Editor’s Note from September 04, 1981

Dr. Thomas Zimmerman is a former president of the National Association of Evangelicals who presently serves as general superintendent of the Assemblies of God. As part of the twenty-fifth anniversary of CHRISTIANITY TODAY, I asked him to write an article for us on what Pentecostals are doing right.

When I was a youth, I didn’t think Pentecostals did much of anything right. I considered them fanatics who carried on antics, in the name of religion, far across town on the other side of the railroad tracks. Later I changed my mind about Pentecostals. Of course, I got converted—to Christ, that is. And I met a few live Pentecostals.

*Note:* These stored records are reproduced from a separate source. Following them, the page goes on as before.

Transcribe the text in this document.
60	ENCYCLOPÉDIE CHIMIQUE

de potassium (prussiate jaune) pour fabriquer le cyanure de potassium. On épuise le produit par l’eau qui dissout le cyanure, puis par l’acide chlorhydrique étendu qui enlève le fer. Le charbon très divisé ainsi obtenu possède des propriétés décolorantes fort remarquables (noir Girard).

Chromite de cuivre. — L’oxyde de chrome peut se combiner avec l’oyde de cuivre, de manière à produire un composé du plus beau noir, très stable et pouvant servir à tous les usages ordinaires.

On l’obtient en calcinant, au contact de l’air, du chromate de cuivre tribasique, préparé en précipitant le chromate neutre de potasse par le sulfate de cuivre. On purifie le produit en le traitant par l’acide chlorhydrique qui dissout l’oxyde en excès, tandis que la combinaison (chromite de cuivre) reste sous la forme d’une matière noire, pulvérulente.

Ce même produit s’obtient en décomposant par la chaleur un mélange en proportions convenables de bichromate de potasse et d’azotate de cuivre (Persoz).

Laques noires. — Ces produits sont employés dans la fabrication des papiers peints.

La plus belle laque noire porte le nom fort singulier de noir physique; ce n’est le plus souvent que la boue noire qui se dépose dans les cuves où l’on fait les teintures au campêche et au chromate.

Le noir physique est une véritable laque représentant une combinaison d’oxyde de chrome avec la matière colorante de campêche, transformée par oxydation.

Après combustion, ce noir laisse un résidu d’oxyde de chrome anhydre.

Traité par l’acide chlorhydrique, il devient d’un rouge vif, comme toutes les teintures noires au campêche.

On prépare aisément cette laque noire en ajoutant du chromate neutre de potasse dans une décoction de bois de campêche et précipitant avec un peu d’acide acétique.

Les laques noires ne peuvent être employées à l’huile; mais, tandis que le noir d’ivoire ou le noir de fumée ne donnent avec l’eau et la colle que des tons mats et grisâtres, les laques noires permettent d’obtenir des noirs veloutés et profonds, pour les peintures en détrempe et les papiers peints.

But the really decisive factor in my changed attitude came when—of all things—I first read the work of Jonathan Edwards: Distinguishing Marks of a Revival of the Spirit of God. That book gave me a new standard—a biblical standard—by which to evaluate the structure of the Christian church. It cut through frothy superficialities and put the focus on the really significant aspects of Christian experience.

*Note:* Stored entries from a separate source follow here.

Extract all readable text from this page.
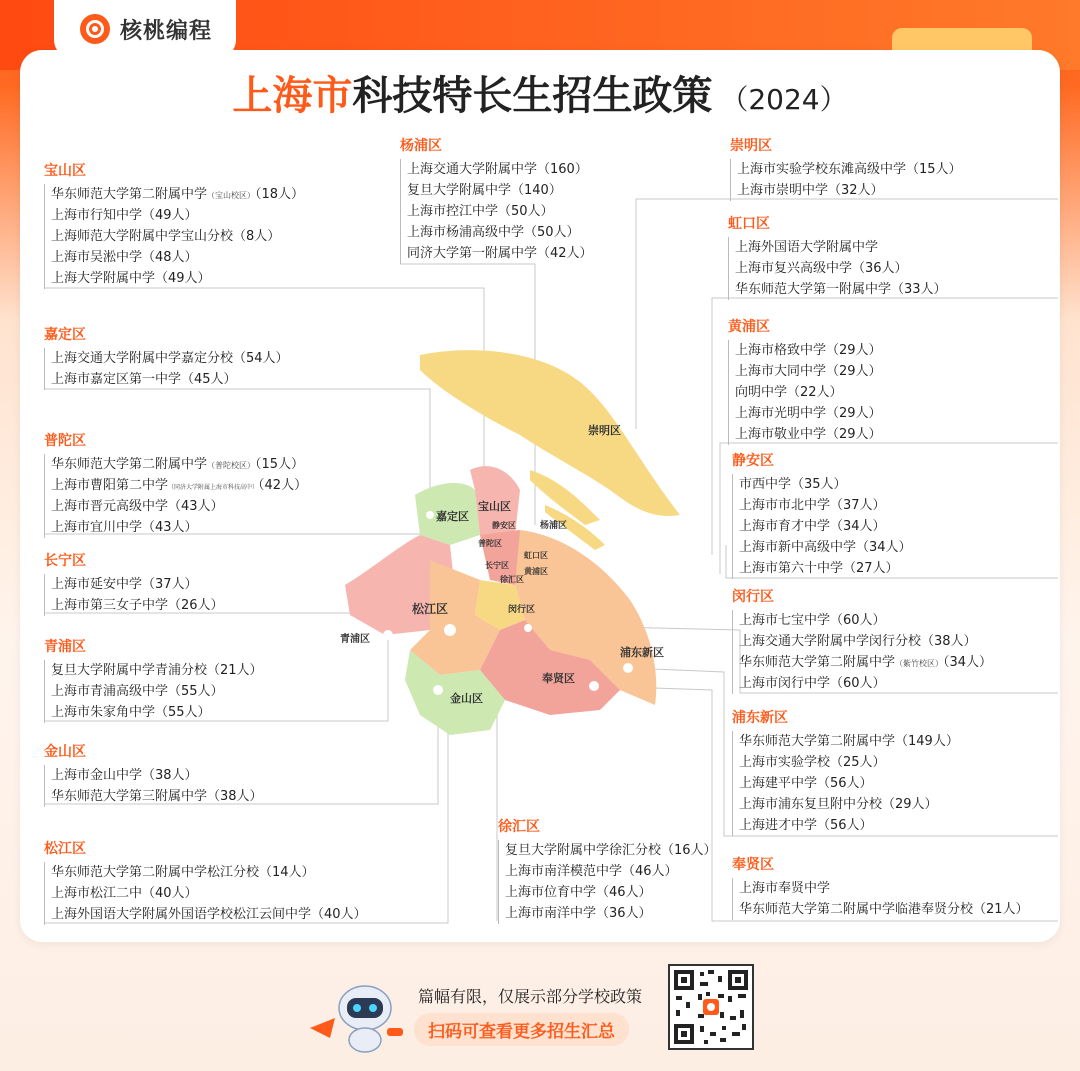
核桃编程
上海市科技特长生招生政策 （2024）
宝山区
华东师范大学第二附属中学（宝山校区）（18人）
上海市行知中学（49人）
上海师范大学附属中学宝山分校（8人）
上海市吴淞中学（48人）
上海大学附属中学（49人）
嘉定区
上海交通大学附属中学嘉定分校（54人）
上海市嘉定区第一中学（45人）
普陀区
华东师范大学第二附属中学（普陀校区）（15人）
上海市曹阳第二中学（同济大学附属上海市科技高中）（42人）
上海市晋元高级中学（43人）
上海市宜川中学（43人）
长宁区
上海市延安中学（37人）
上海市第三女子中学（26人）
青浦区
复旦大学附属中学青浦分校（21人）
上海市青浦高级中学（55人）
上海市朱家角中学（55人）
金山区
上海市金山中学（38人）
华东师范大学第三附属中学（38人）
松江区
华东师范大学第二附属中学松江分校（14人）
上海市松江二中（40人）
上海外国语大学附属外国语学校松江云间中学（40人）
杨浦区
上海交通大学附属中学（160）
复旦大学附属中学（140）
上海市控江中学（50人）
上海市杨浦高级中学（50人）
同济大学第一附属中学（42人）
徐汇区
复旦大学附属中学徐汇分校（16人）
上海市南洋模范中学（46人）
上海市位育中学（46人）
上海市南洋中学（36人）
崇明区
上海市实验学校东滩高级中学（15人）
上海市崇明中学（32人）
虹口区
上海外国语大学附属中学
上海市复兴高级中学（36人）
华东师范大学第一附属中学（33人）
黄浦区
上海市格致中学（29人）
上海市大同中学（29人）
向明中学（22人）
上海市光明中学（29人）
上海市敬业中学（29人）
静安区
市西中学（35人）
上海市市北中学（37人）
上海市育才中学（34人）
上海市新中高级中学（34人）
上海市第六十中学（27人）
闵行区
上海市七宝中学（60人）
上海交通大学附属中学闵行分校（38人）
华东师范大学第二附属中学（紫竹校区）（34人）
上海市闵行中学（60人）
浦东新区
华东师范大学第二附属中学（149人）
上海市实验学校（25人）
上海建平中学（56人）
上海市浦东复旦附中分校（29人）
上海进才中学（56人）
奉贤区
上海市奉贤中学
华东师范大学第二附属中学临港奉贤分校（21人）
崇明区
嘉定区
宝山区
静安区	杨浦区
普陀区
虹口区
长宁区
黄浦区
徐汇区
闵行区
松江区
青浦区
浦东新区
奉贤区
金山区
篇幅有限，仅展示部分学校政策
扫码可查看更多招生汇总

We evangelicals have much to learn from our Pentecostal brothers and sisters. God has greatly blessed their witness during the last half century. That does not mean we agree with them about everything—especially about their distinctive doctrines of the baptism of the Holy Spirit and speaking in tongues. Still, we confess that God has wonderfully used them in many ways, and there is much they can teach us. In his article, Tom Zimmerman shares some of the things God has done through the Pentecostal churches.

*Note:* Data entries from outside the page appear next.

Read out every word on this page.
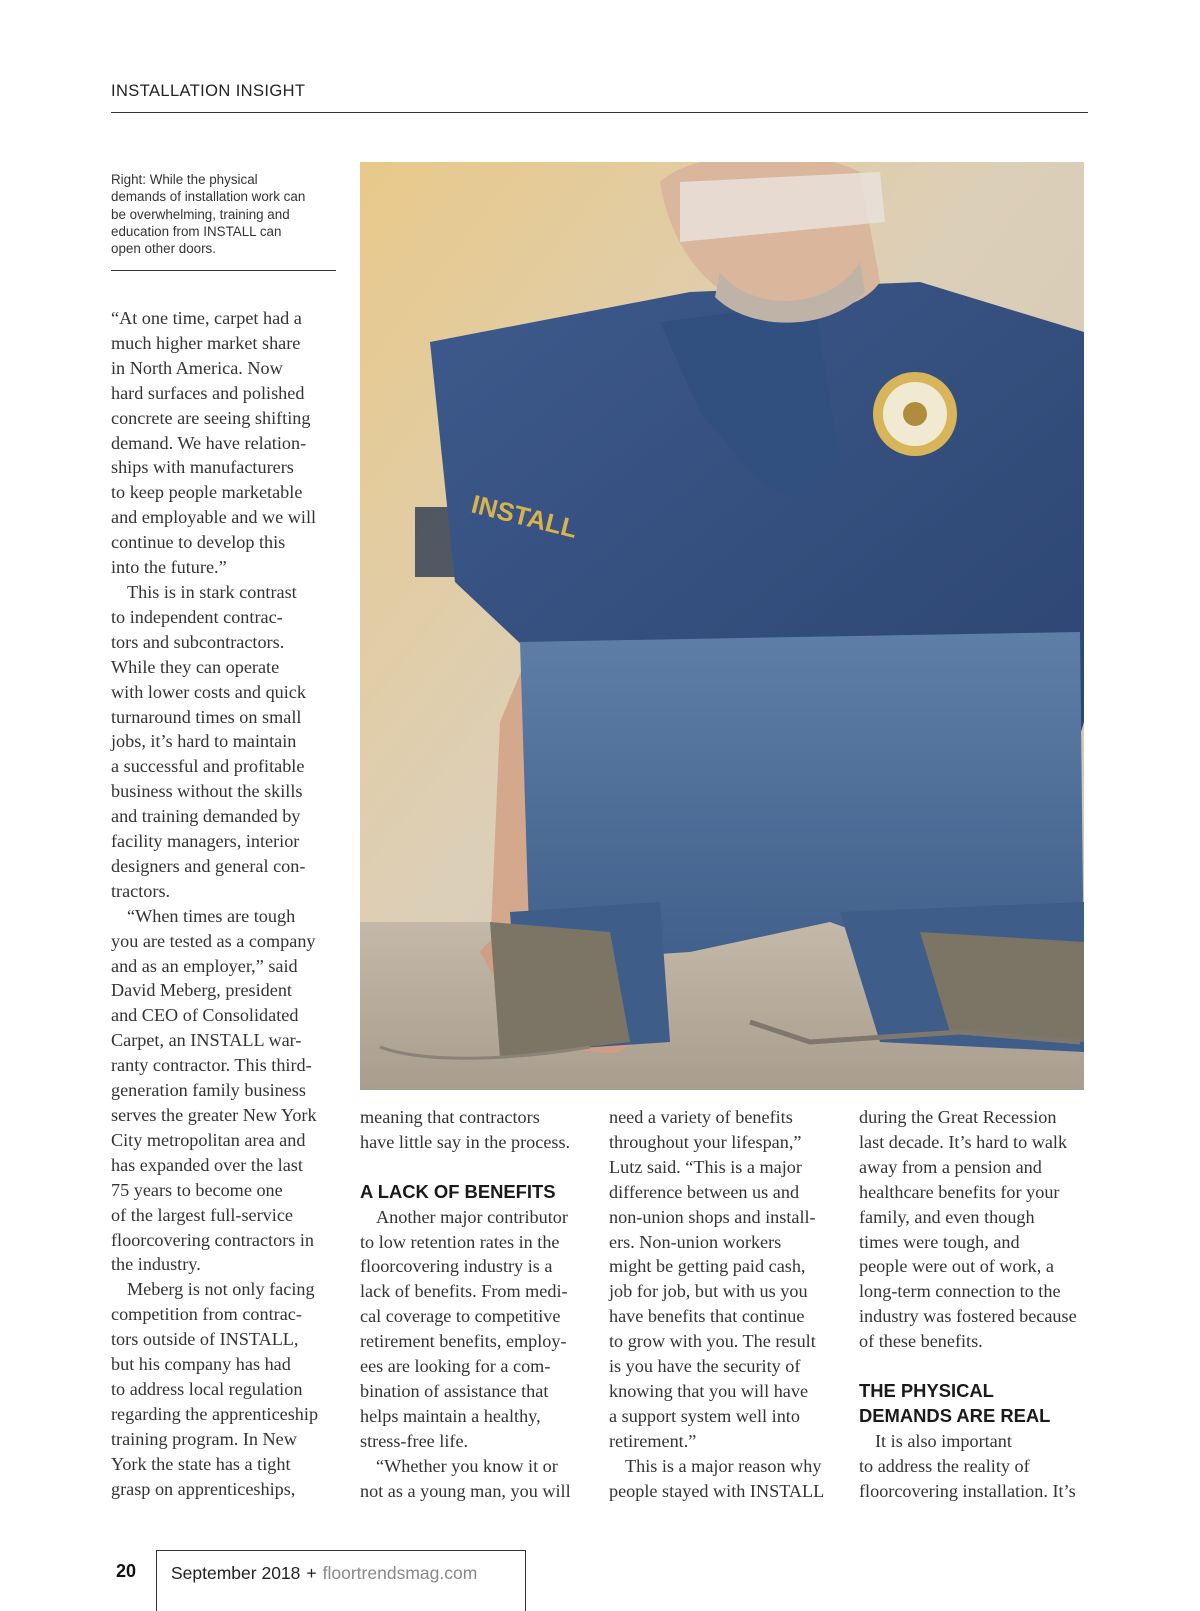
INSTALLATION INSIGHT
Right: While the physical
demands of installation work can
be overwhelming, training and
education from INSTALL can
open other doors.
INSTALL

“At one time, carpet had a
much higher market share
in North America. Now
hard surfaces and polished
concrete are seeing shifting
demand. We have relation-
ships with manufacturers
to keep people marketable
and employable and we will
continue to develop this
into the future.”

This is in stark contrast
to independent contrac-
tors and subcontractors.
While they can operate
with lower costs and quick
turnaround times on small
jobs, it’s hard to maintain
a successful and profitable
business without the skills
and training demanded by
facility managers, interior
designers and general con-
tractors.

“When times are tough
you are tested as a company
and as an employer,” said
David Meberg, president
and CEO of Consolidated
Carpet, an INSTALL war-
ranty contractor. This third-
generation family business
serves the greater New York
City metropolitan area and
has expanded over the last
75 years to become one
of the largest full-service
floorcovering contractors in
the industry.

Meberg is not only facing
competition from contrac-
tors outside of INSTALL,
but his company has had
to address local regulation
regarding the apprenticeship
training program. In New
York the state has a tight
grasp on apprenticeships,

meaning that contractors
have little say in the process.

A LACK OF BENEFITS

Another major contributor
to low retention rates in the
floorcovering industry is a
lack of benefits. From medi-
cal coverage to competitive
retirement benefits, employ-
ees are looking for a com-
bination of assistance that
helps maintain a healthy,
stress-free life.

“Whether you know it or
not as a young man, you will

need a variety of benefits
throughout your lifespan,”
Lutz said. “This is a major
difference between us and
non-union shops and install-
ers. Non-union workers
might be getting paid cash,
job for job, but with us you
have benefits that continue
to grow with you. The result
is you have the security of
knowing that you will have
a support system well into
retirement.”

This is a major reason why
people stayed with INSTALL

during the Great Recession
last decade. It’s hard to walk
away from a pension and
healthcare benefits for your
family, and even though
times were tough, and
people were out of work, a
long-term connection to the
industry was fostered because
of these benefits.

THE PHYSICAL
DEMANDS ARE REAL

It is also important
to address the reality of
floorcovering installation. It’s

20 September 2018 + floortrendsmag.com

In this same issue, Tom Bisset analyzes what the broadcasting business means to the church. Already it has transformed the image of evangelicals in our nation. Its potential for the future is startling. Then we include an interview with Jerry Falwell, the most successful of modern television evangelists. Through television Falwell has become the acknowledged leader of right-wing evangelicals and the head of Moral Majority. In his recent book, reviewed here by Carl F. H. Henry, Falwell calls for wide support from all who accept his basic moral values—whether they be fundamentalists, evangelicals, Roman Catholics, Jews, or Mormons.